Clark, probably. D’you know him?’

‘Vaguely. Seems a decent sort of chap.’

‘Bit of a live wire, to be honest,’ said Henry. ‘We’re not quite sure what to make of him. But he’s definitely with us on this one.’ He crumpled the pamphlet slowly. ‘Well, into the fire with this, I suppose,’ he said, and leaned towards the hearth.

‘Or alternatively,’ said Mark, stopping him just in time, ‘you could pass it on to Hilary. Get her to do one of her famous hatchet jobs.’

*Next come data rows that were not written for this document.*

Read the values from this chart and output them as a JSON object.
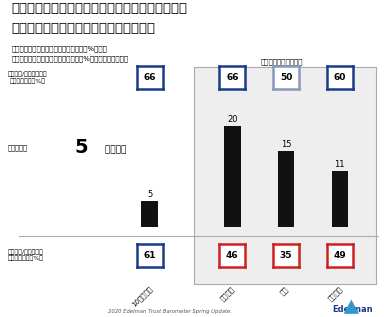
{
  "title_line1": "自国の政府に対する信頼度が低い国においては、",
  "title_line2": "地方の政府がそのギャップを埋めている",
  "subtitle_line1": "地方政府／地方自治体に対する信頼度（%）と、",
  "subtitle_line2": "中央政府／中央省庁に対する信頼度（%）の差（ポイント）",
  "top_note": "差の大きい上位３か国",
  "categories": [
    "10カ国平均",
    "アメリカ",
    "日本",
    "フランス"
  ],
  "bar_values": [
    5,
    20,
    15,
    11
  ],
  "local_trust": [
    66,
    66,
    50,
    60
  ],
  "central_trust": [
    61,
    46,
    35,
    49
  ],
  "local_box_colors": [
    "#1a3a8a",
    "#1a3a8a",
    "#8899bb",
    "#1a3a8a"
  ],
  "central_box_colors": [
    "#1a3a8a",
    "#cc2222",
    "#cc2222",
    "#cc2222"
  ],
  "diff_label_num": "5",
  "diff_label_rest": " ポイント",
  "label_local": "地方政府/地方自治体に\n対する信頼度（%）",
  "label_diff": "信頼度の差",
  "label_central": "中央政府/中央省庁に\n対する信頼度（%）",
  "source": "2020 Edelman Trust Barometer Spring Update.",
  "bg_color": "#ffffff",
  "bar_color": "#111111",
  "edelman_color": "#1a3a8a"
}
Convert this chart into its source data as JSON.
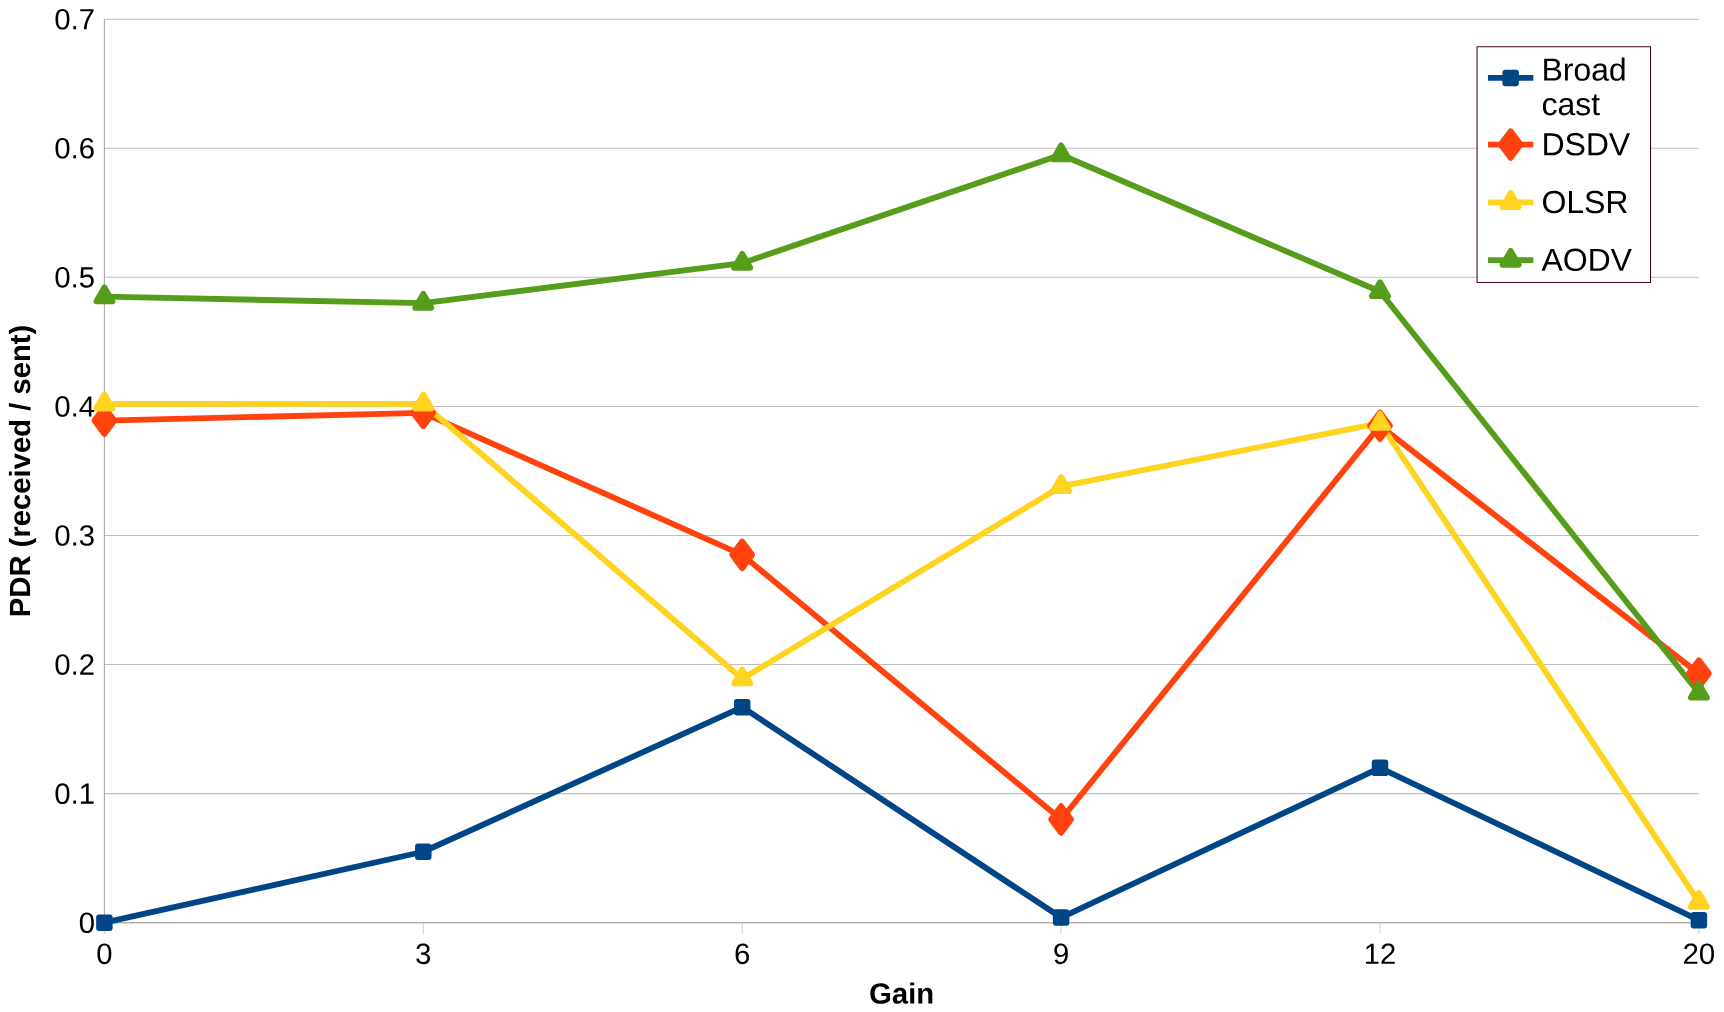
{
  "chart_data": {
    "type": "line",
    "xlabel": "Gain",
    "ylabel": "PDR (received / sent)",
    "categories": [
      "0",
      "3",
      "6",
      "9",
      "12",
      "20"
    ],
    "series": [
      {
        "name": "Broad cast",
        "color": "#004586",
        "marker": "square",
        "values": [
          0.0,
          0.055,
          0.167,
          0.004,
          0.12,
          0.002
        ]
      },
      {
        "name": "DSDV",
        "color": "#ff420e",
        "marker": "diamond",
        "values": [
          0.389,
          0.395,
          0.285,
          0.08,
          0.385,
          0.193
        ]
      },
      {
        "name": "OLSR",
        "color": "#ffd320",
        "marker": "triangle down",
        "values": [
          0.402,
          0.402,
          0.189,
          0.338,
          0.387,
          0.016
        ]
      },
      {
        "name": "AODV",
        "color": "#579d1c",
        "marker": "triangle",
        "values": [
          0.485,
          0.48,
          0.511,
          0.595,
          0.489,
          0.178
        ]
      }
    ],
    "ylim": [
      0,
      0.7
    ],
    "yticks": [
      0,
      0.1,
      0.2,
      0.3,
      0.4,
      0.5,
      0.6,
      0.7
    ],
    "grid": "y",
    "legend": "top right",
    "line_style": "solid"
  }
}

Henry thought about this for a moment.

‘Good thinking,’ he said, and replaced it in his pocket.

January 20th 1988

It was getting on for six in the evening, and everybody else had gone home, but Graham was still sitting in his grey, sparsely furnished office at Midland Ironmasters, waiting for the phone to ring. A recording device was attached to the receiver. Over the last couple of years he had recorded about fifty hours’ worth of telephone conversations, but he knew there were only a few minutes that would ever be usable, and he had not yet been able to face the task of editing it all down. It would have to be done soon. He was already aware of an alarming imbalance in the material he had assembled for his film: too much sound, too many still photographs, not nearly enough video. Perhaps it was about time he started taking a few serious risks.

He was waiting for a call from a senior colleague in the machine tools industry, who had been to a meeting in London that day and had promised to phone Graham with news of the outcome. The meeting was with a minister from the Department of Trade and Industry, and concerned the granting of export licences.

Manufacturers of machine tools who wished to export to Iraq were still facing trouble from the Foreign Office. Only recently Geoffrey Howe had suggested to the cabinet that further restrictions should be imposed, and this alone was enough to send Shockwaves through the membership of the Machine Tool Technologies Association, now a powerful voice in the British pro-Iraq lobby (one of whose most influential members, Matrix Churchill, had been bought by the Iraqis in order to secure a manufacturing foothold in Britain). Formal requests had been made to the DTI for clarification, and this meeting was the reward. It promised to offer a clear indication of the direction government policy was taking.

The call could have come at any time. Graham had been sitting by the telephone all day. By now he was ravenously hungry, and he had watched a crisp blue wintry sky turn to black.

The phone rang at ten past six.

Playing the tape back on his car stereo as he drove home later that evening, he would hear:

– Graham. Sorry to keep you so long waiting.